Художник уже неплохо ориентировался в замке, хотя наверх никогда не ходил. Он вообще считал, что наверху ничего нет. Замок перестал казаться ему темным, серым, неприглядным. Сидя вместе со всеми за столом или на скамье в дальнем углу, Художник разглядывал обстановку и находил в ней все новые и новые интересные детали. Тяга к творчеству не оставляла его и здесь. Он привык к полумраку, он его больше не пугал. В блеклом, чуть мутноватом лунном свете Художник открывал для себя новые, совершенно необычные оттенки окружающего – синеватые, желтоватые, зеленоватые. И все это он с удовольствием отразил бы на холсте, если бы смог работать так, как раньше.
В дальнем углу за массивной деревянной балкой скрывалась небольшая, очень крутая деревянная лестница. Старик буквально карабкался по ее ступеням, держась руками то за балку, то за саму лестницу, чтобы не оступиться и не упасть. Художник последовал его примеру. Ноги скользили по пыльным ступеням: на некоторых из них слой пыли был толщиной с палец. Пыль комьями срывалась вниз и беззвучно, пролетев несколько метров, падала на пол, словно крупный снег.

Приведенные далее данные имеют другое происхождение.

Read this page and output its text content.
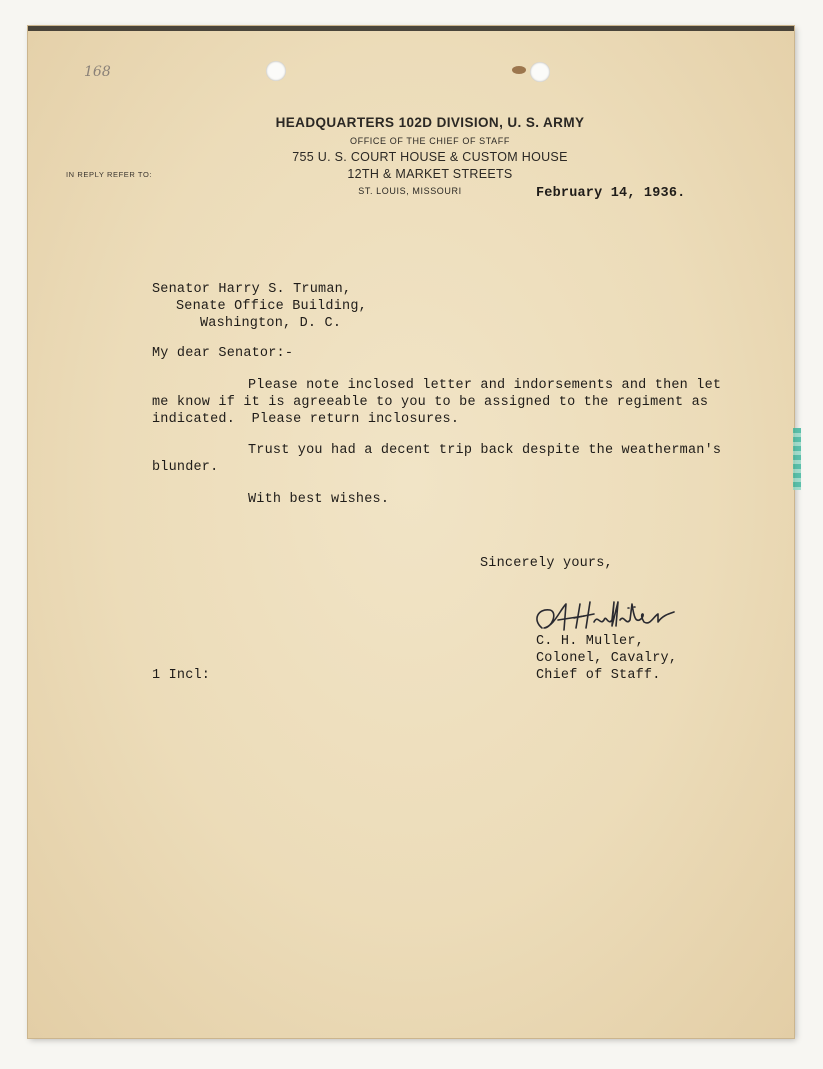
168
HEADQUARTERS 102D DIVISION, U. S. ARMY
OFFICE OF THE CHIEF OF STAFF
755 U. S. COURT HOUSE & CUSTOM HOUSE
12TH & MARKET STREETS
ST. LOUIS, MISSOURI
IN REPLY REFER TO:
February 14, 1936.
Senator Harry S. Truman,
Senate Office Building,
Washington, D. C.
My dear Senator:-
Please note inclosed letter and indorsements and then let
me know if it is agreeable to you to be assigned to the regiment as
indicated.  Please return inclosures.
Trust you had a decent trip back despite the weatherman's
blunder.
With best wishes.
Sincerely yours,
C. H. Muller,
Colonel, Cavalry,
Chief of Staff.
1 Incl:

Наверху было довольно темно – глаза снова были вынуждены привыкать к темноте. Но когда Художник, наконец, смог разглядеть что-либо, он невольно вскрикнул. Вокруг все было заставлено шкафами, на полках которых были книги – много книг, самых разных, в простых и в причудливых переплетах, маленьких и больших, аккуратных и растрепанных. Пыль была и здесь. Она покрывала корешки, была на полу и на полках. Кое-где пыли не было: эти книги явно недавно читали. Художник подошел и потянулся к одному из корешков.
– Оставь, не трогай, – пробурчал старик.
Художник не слушался, его обуревало любопытство. Он взял книгу в руки и уже был готов ее раскрыть. Старик потянулся к нему, на его лице читался ужас. Но кто-то опередил старика. Чья-то тяжелая рука опустилась на плечо Художнику, заставив его вздрогнуть.
– Посмотрел? Поставь на место и слушай, что тебе говорят, – строго, но спокойно сказал Лукас. – Ты еще не с нами, ты еще сомневаешься, вынашиваешь планы. Мы тебе еще не можем верить.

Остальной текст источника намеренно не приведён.